Anna and Horatio Spafford eventually went on to have three more children, two girls and  another boy.  Sadly, the little boy died as a small child just as his older brother had, of scarlet fever.  But they pressed on.  They left America and settled in Jerusalem where they helped the poor and the needy, the sick and the homeless.  They existed to show the love of Christ to everyone…even in the midst of their own personal profound tragedy…until their deaths.

Is it well?  Is it well when the world seems to be going crazy?  Is it well when you feel isolated and discouraged?  Is it well when you lose your job, your home, your health, your children, your security? Even your very life? Can I truly say, “It is well.”? Do I choose to say, “It is well.”?

Sometimes I find this refrain swirling around in my head and my heart.  …It is well.  With my soul.  It is well.  It is well.  With my soul…  Especially at times when things don’t seem so well.

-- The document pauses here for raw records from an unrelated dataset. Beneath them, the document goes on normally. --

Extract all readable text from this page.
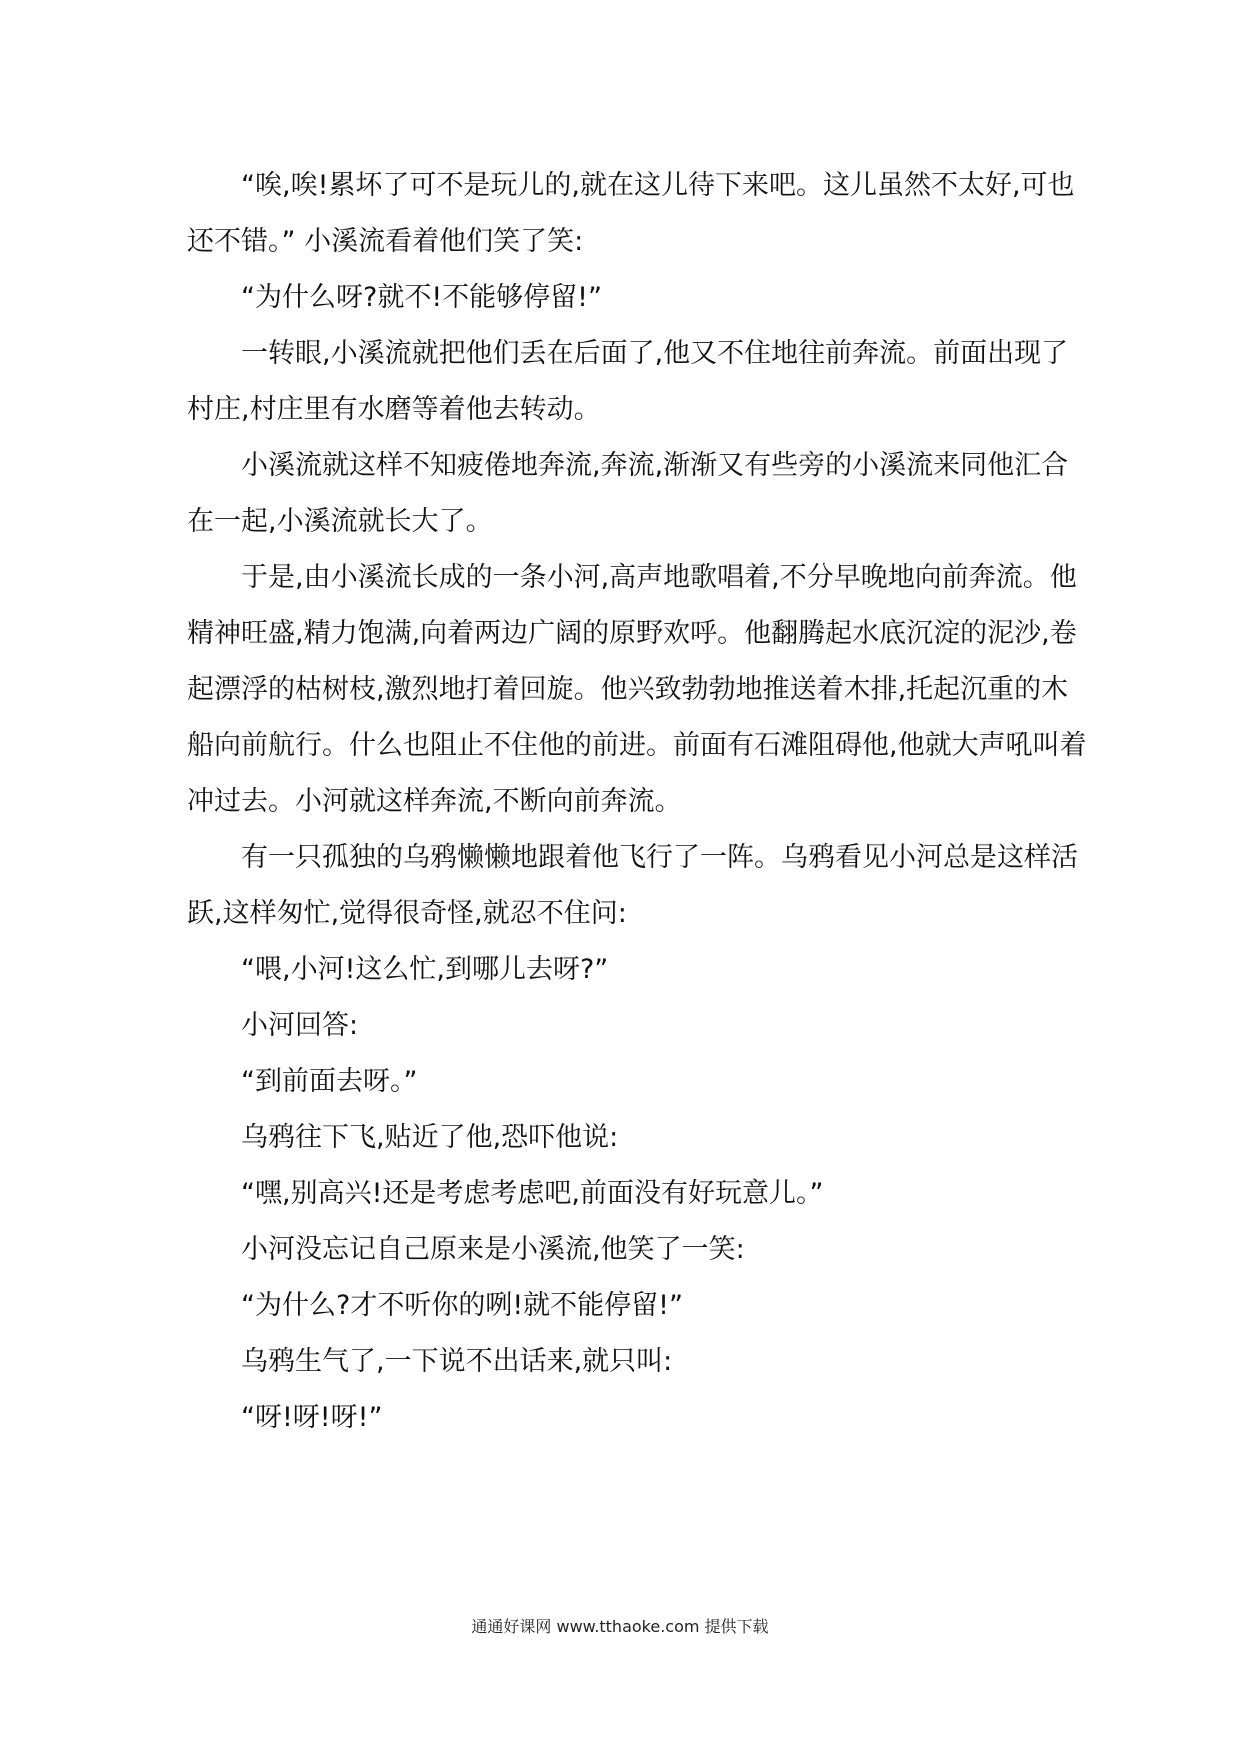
“唉,唉!累坏了可不是玩儿的,就在这儿待下来吧。这儿虽然不太好,可也还不错。” 小溪流看着他们笑了笑:

“为什么呀?就不!不能够停留!”

一转眼,小溪流就把他们丢在后面了,他又不住地往前奔流。前面出现了村庄,村庄里有水磨等着他去转动。

小溪流就这样不知疲倦地奔流,奔流,渐渐又有些旁的小溪流来同他汇合在一起,小溪流就长大了。

于是,由小溪流长成的一条小河,高声地歌唱着,不分早晚地向前奔流。他精神旺盛,精力饱满,向着两边广阔的原野欢呼。他翻腾起水底沉淀的泥沙,卷起漂浮的枯树枝,激烈地打着回旋。他兴致勃勃地推送着木排,托起沉重的木船向前航行。什么也阻止不住他的前进。前面有石滩阻碍他,他就大声吼叫着冲过去。小河就这样奔流,不断向前奔流。

有一只孤独的乌鸦懒懒地跟着他飞行了一阵。乌鸦看见小河总是这样活跃,这样匆忙,觉得很奇怪,就忍不住问:

“喂,小河!这么忙,到哪儿去呀?”

小河回答:

“到前面去呀。”

乌鸦往下飞,贴近了他,恐吓他说:

“嘿,别高兴!还是考虑考虑吧,前面没有好玩意儿。”

小河没忘记自己原来是小溪流,他笑了一笑:

“为什么?才不听你的咧!就不能停留!”

乌鸦生气了,一下说不出话来,就只叫:

“呀!呀!呀!”

通通好课网 www.tthaoke.com 提供下载
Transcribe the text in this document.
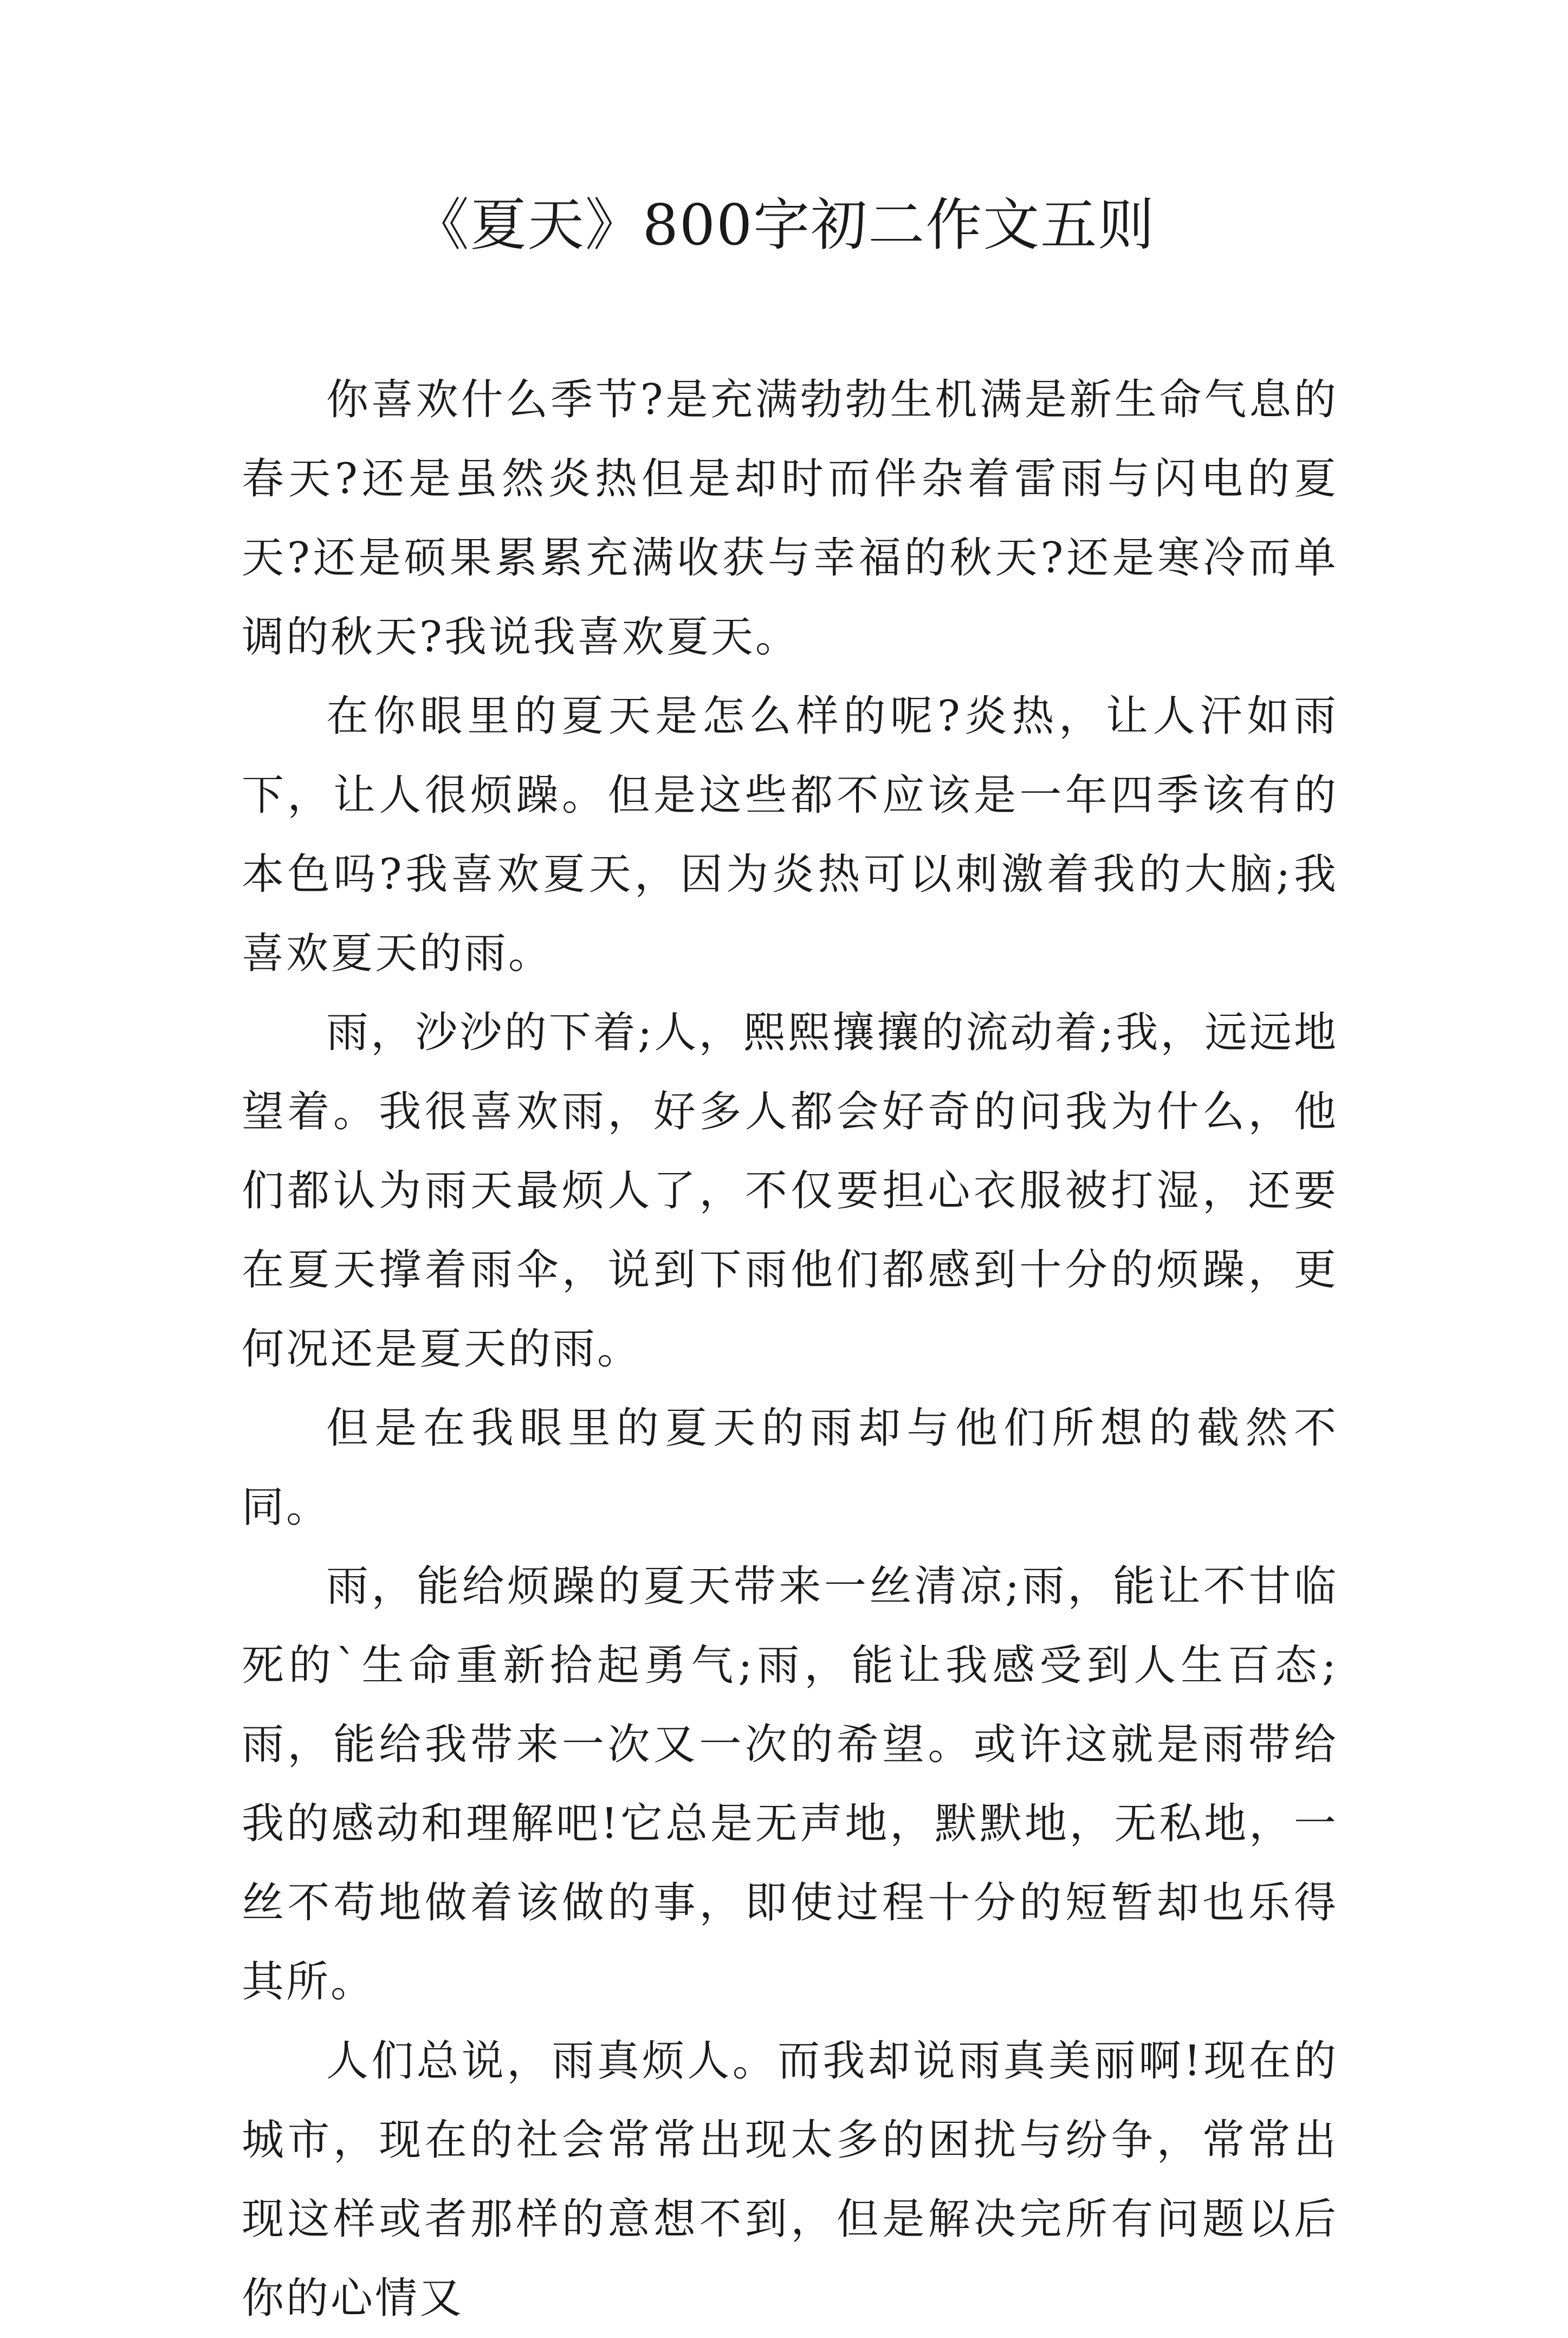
《夏天》800字初二作文五则

你喜欢什么季节?是充满勃勃生机满是新生命气息的春天?还是虽然炎热但是却时而伴杂着雷雨与闪电的夏天?还是硕果累累充满收获与幸福的秋天?还是寒冷而单调的秋天?我说我喜欢夏天。

在你眼里的夏天是怎么样的呢?炎热，让人汗如雨下，让人很烦躁。但是这些都不应该是一年四季该有的本色吗?我喜欢夏天，因为炎热可以刺激着我的大脑;我喜欢夏天的雨。

雨，沙沙的下着;人，熙熙攘攘的流动着;我，远远地望着。我很喜欢雨，好多人都会好奇的问我为什么，他们都认为雨天最烦人了，不仅要担心衣服被打湿，还要在夏天撑着雨伞，说到下雨他们都感到十分的烦躁，更何况还是夏天的雨。

但是在我眼里的夏天的雨却与他们所想的截然不同。

雨，能给烦躁的夏天带来一丝清凉;雨，能让不甘临死的`生命重新拾起勇气;雨，能让我感受到人生百态;雨，能给我带来一次又一次的希望。或许这就是雨带给我的感动和理解吧!它总是无声地，默默地，无私地，一丝不苟地做着该做的事，即使过程十分的短暂却也乐得其所。

人们总说，雨真烦人。而我却说雨真美丽啊!现在的城市，现在的社会常常出现太多的困扰与纷争，常常出现这样或者那样的意想不到，但是解决完所有问题以后你的心情又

I find comfort in Spafford’s words.  I find them all the more comforting knowing the anguish and the staunch faith behind them. I pray that in the midst of our own personal trials we all can sing “It is well with my soul”, cling to our faith and press on, and focus on loving others and God’s love for us, as Horatio and Anna Spafford did.

It Is Well With My Soul

Horatio G. Spafford 1828-1888

When peace, like a river, attendeth my way,
When sorrows like sea billows roll;
Whatever my lot, Thou has taught me to say,
It is well, it is well, with my soul.

It is well, with my soul,
It is well, with my soul,
It is well, it is well, with my soul.

Though Satan should buffet, though trials should come,
Let this blest assurance control,
That Christ has regarded my helpless estate,
And hath shed His own blood for my soul.
(refrain)

My sin, oh, the bliss of this glorious thought!
My sin, not in part but the whole,
Is nailed to the cross, and I bear it no more,
Praise the Lord, praise the Lord, O my soul!
(refrain)

And Lord, haste the day when my faith shall be sight,
The clouds be rolled back as a scroll;
The trump shall resound, and the Lord shall descend,
Even so, it is well with my soul.

It is well, with my soul,
It is well, with my soul,
It is well, it is well, with my soul.